Four days a week, Jim Ramsey wakes up at 4 a.m., hops into his white Ford pickup and drives to the Farmer's Market in Forest Park; just so Covington residents can have fresh tomatoes.
Ramsey operates a small produce stand on Usher Street in the location that once housed a Thrift Oil Company service station.
Four years ago, after he couldn't find a decent tomato at the grocery store, Ramsey opened his small produce business.
"Chain stores don't handle vine-ripened tomatoes," Ramsey said. "For a tomato to taste good, it has to be vine-ripened."
Ramsey is a Covington native, having grown up on Floyd Street and graduated from Newton High School.
Like many young men, Ramsey enjoyed sports and played baseball and basketball in high school. In fact, Ramsey played on legendary Newton Ram basketball coach Ron Bradley's first team.
"He worked us hard and by the end of the year, the B team was beating the varsity," Ramsey said of Bradley. "There were a lot of people over the years who meant a lot to me and he's one of them."
But Ramsey faced a choice after high school of working on his grandfather's farm or attending college. He chose college and studied at Emory, earning a bachelor's degree in business.
Ramsey worked at Kroger during high school and spent five years with the company after his graduation from Emory.
But in 1970, Ramsey opened his own supermarket in the Cliftondale community of College Park and operated the store until 1990.
"I like making my own decisions and I saw them (Kroger) doing a lot of stuff I didn't agree with," he said with a chuckle. "It helped me make the decision to start my own business when I did."
Ramsey said things were tight in the beginning and even though he worked through the growing pains of starting a business, he knows he could have made more money working in a corporation.
"When you work for Kroger, you don't have to worry about paying the power bill," he said. "It was rough for the first three years, but things got better. Still, I never really got back to the point where I was making as much as I was at Kroger."
For Ramsey, the ability to dictate his business meant more than wealth. But changing conditions in the community overtook the success of his store and in 1990, he sold the business.
After Ramsey sold his supermarket, he opened Jim's Produce, also in Fulton County.
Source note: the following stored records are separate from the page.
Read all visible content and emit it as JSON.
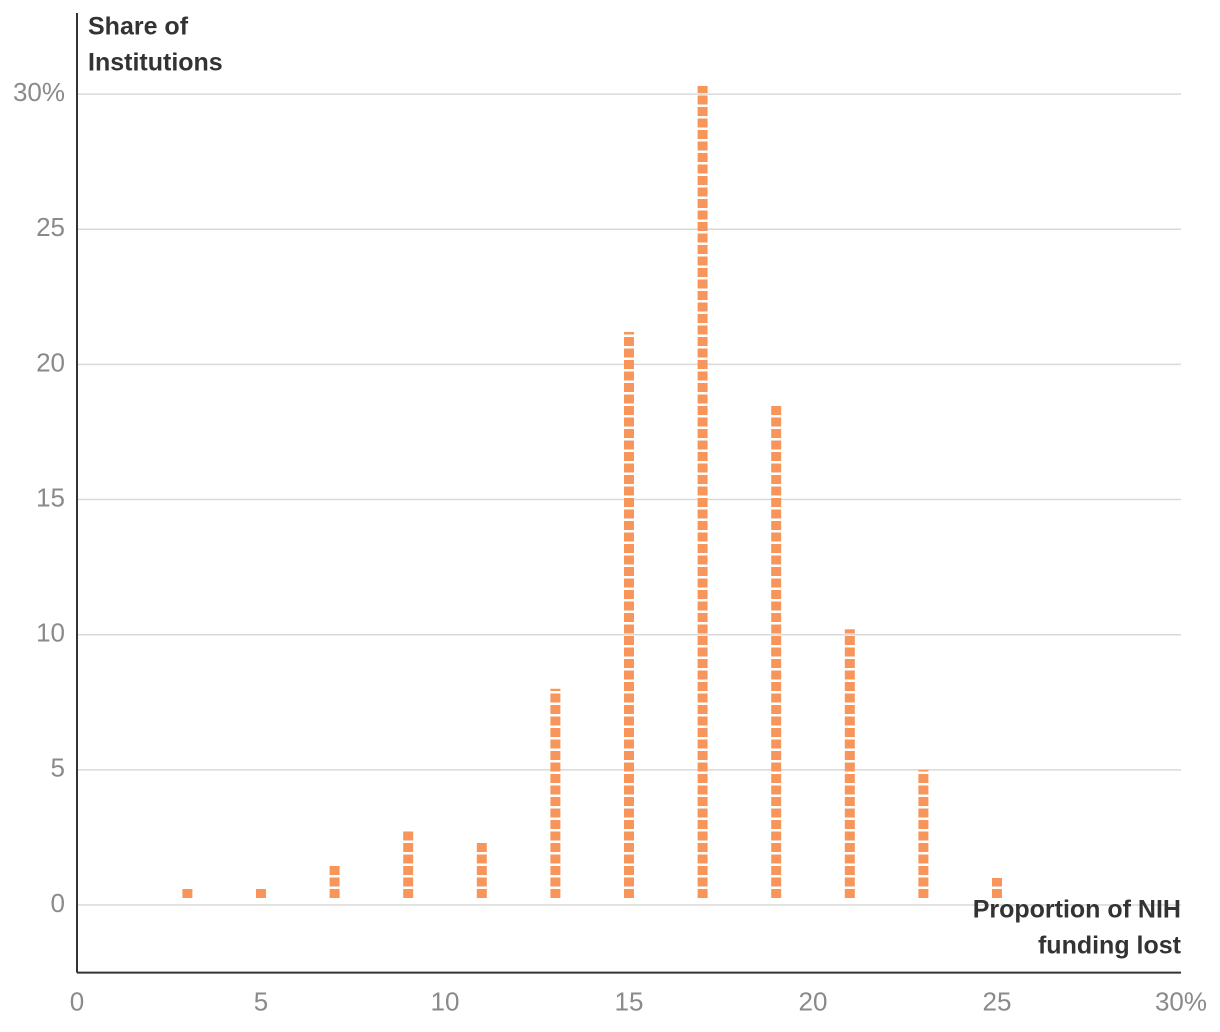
{
  "chart_data": {
    "type": "bar",
    "y_label": [
      "Share of",
      "Institutions"
    ],
    "x_label": [
      "Proportion of NIH",
      "funding lost"
    ],
    "x": [
      3,
      5,
      7,
      9,
      11,
      13,
      15,
      17,
      19,
      21,
      23,
      25
    ],
    "values": [
      0.6,
      0.6,
      1.5,
      2.8,
      2.3,
      8.0,
      21.2,
      30.3,
      18.5,
      10.2,
      5.0,
      1.0
    ],
    "color": "#f7955b",
    "xlim": [
      0,
      30
    ],
    "xticks": [
      0,
      5,
      10,
      15,
      20,
      25,
      {
        "value": 30,
        "label": "30%"
      }
    ],
    "ylim": [
      -2.5,
      33
    ],
    "yticks": [
      0,
      5,
      10,
      15,
      20,
      25,
      {
        "value": 30,
        "label": "30%"
      }
    ],
    "grid": true
  }
}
Ramsey operated the stand for four years and said he did very well, but in 1994 Ramsey's life changed.
"My father got sick and I was coming back to Covington three days a week to help out," he said. "It was getting more and more difficult to live down there, and have to come out here."
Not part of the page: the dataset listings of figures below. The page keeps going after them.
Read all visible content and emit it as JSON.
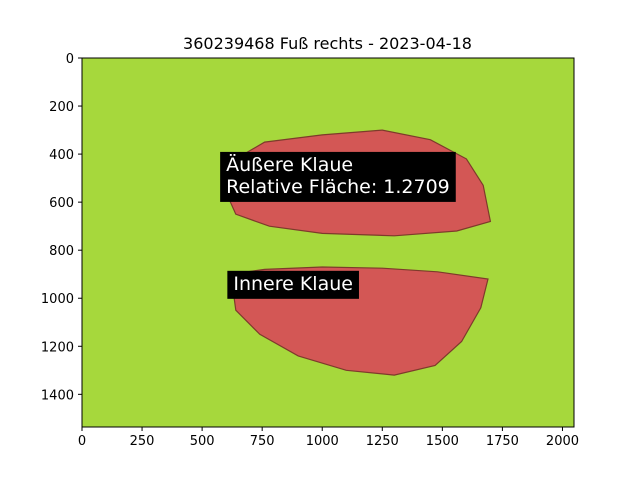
{
  "chart_data": {
    "type": "image",
    "title": "360239468 Fuß rechts - 2023-04-18",
    "xlabel": "",
    "ylabel": "",
    "xlim": [
      0,
      2048
    ],
    "ylim": [
      1536,
      0
    ],
    "x_ticks": [
      0,
      250,
      500,
      750,
      1000,
      1250,
      1500,
      1750,
      2000
    ],
    "y_ticks": [
      0,
      200,
      400,
      600,
      800,
      1000,
      1200,
      1400
    ],
    "grid": false,
    "annotations": [
      {
        "lines": [
          "Äußere Klaue",
          "Relative Fläche: 1.2709"
        ],
        "x": 600,
        "y": 470
      },
      {
        "lines": [
          "Innere Klaue"
        ],
        "x": 630,
        "y": 965
      }
    ],
    "regions": [
      {
        "name": "Äußere Klaue",
        "outline": [
          [
            600,
            560
          ],
          [
            640,
            420
          ],
          [
            760,
            350
          ],
          [
            1000,
            320
          ],
          [
            1250,
            300
          ],
          [
            1450,
            340
          ],
          [
            1600,
            420
          ],
          [
            1670,
            530
          ],
          [
            1700,
            680
          ],
          [
            1560,
            720
          ],
          [
            1300,
            740
          ],
          [
            1000,
            730
          ],
          [
            780,
            700
          ],
          [
            640,
            650
          ]
        ]
      },
      {
        "name": "Innere Klaue",
        "outline": [
          [
            620,
            900
          ],
          [
            760,
            880
          ],
          [
            1000,
            870
          ],
          [
            1250,
            875
          ],
          [
            1480,
            890
          ],
          [
            1690,
            920
          ],
          [
            1660,
            1040
          ],
          [
            1580,
            1180
          ],
          [
            1470,
            1280
          ],
          [
            1300,
            1320
          ],
          [
            1100,
            1300
          ],
          [
            900,
            1240
          ],
          [
            740,
            1150
          ],
          [
            640,
            1050
          ]
        ]
      }
    ],
    "colors": {
      "background": "#a6d83c",
      "region_fill": "#d84a58",
      "label_box": "#000000",
      "label_text": "#ffffff"
    }
  }
}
It was while visiting his father at Newton Medical Center that Ramsey said divine intervention hit him square in the face.
"I was coming off the elevator at the hospital when I bumped into a woman and almost knocked her over," he recalled. "When I looked up, I recognized her as a friend from high school."
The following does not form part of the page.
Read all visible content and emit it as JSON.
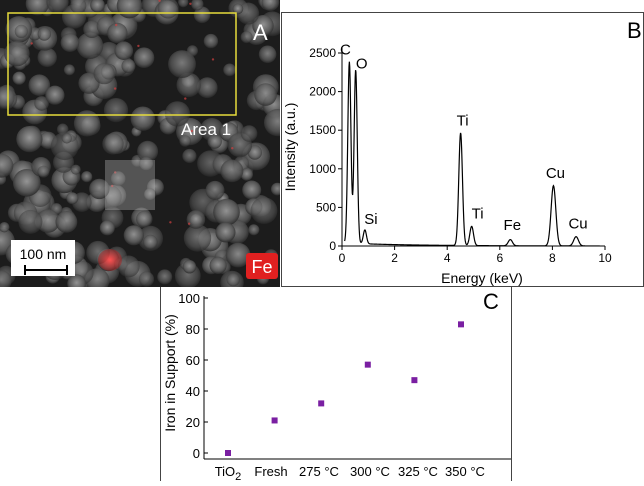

Ramsey said Laurie was as a former classmate since kindergarten. They talked for a while after the encounter and began dating shortly after.
Ramsey moved back to Covington later that year, went back to work at Kroger and married Laurie in 1995. He retired from Kroger in 2004, but after two months of boredom, Ramsey knew he needed something to do.
"I just couldn't sit around the house with nothing to do," he said. "I saw that this place was available and I stopped in to see about renting it out. That's how I got back into it."
In a landscape dominated by Wal-Mart Supercenters and wholesale discount clubs, operating a small open-air supermarket may be a thing of the past. Fuel prices are causing food prices to soar and the costs of goods sold have risen across the board.
But Ramsey said business is good and he doesn't let extraneous circumstances affect him. He estimates his business has grown five times since 2004 and said the spring and summer months are particularly busy.
Even though inflation and gas prices have affected even him, Ramsey said it's not about huge profits.
"It used to cost me about $15 in gas to go to the market everyday, and now it's close to $30," he said. "But as long as I can manage to make everything work, I won't change my prices."
After 40 years as a grocer, Ramsey has honed his craft and maintains the same philosophy he adopted when he started his first grocery store 38 years ago. He doesn't make much money, but he enjoys the people and said he plans to work his as long as he's able to.
"I always said when I retire, I'm going to sit on the side of the road and sell tomatoes," he smiled.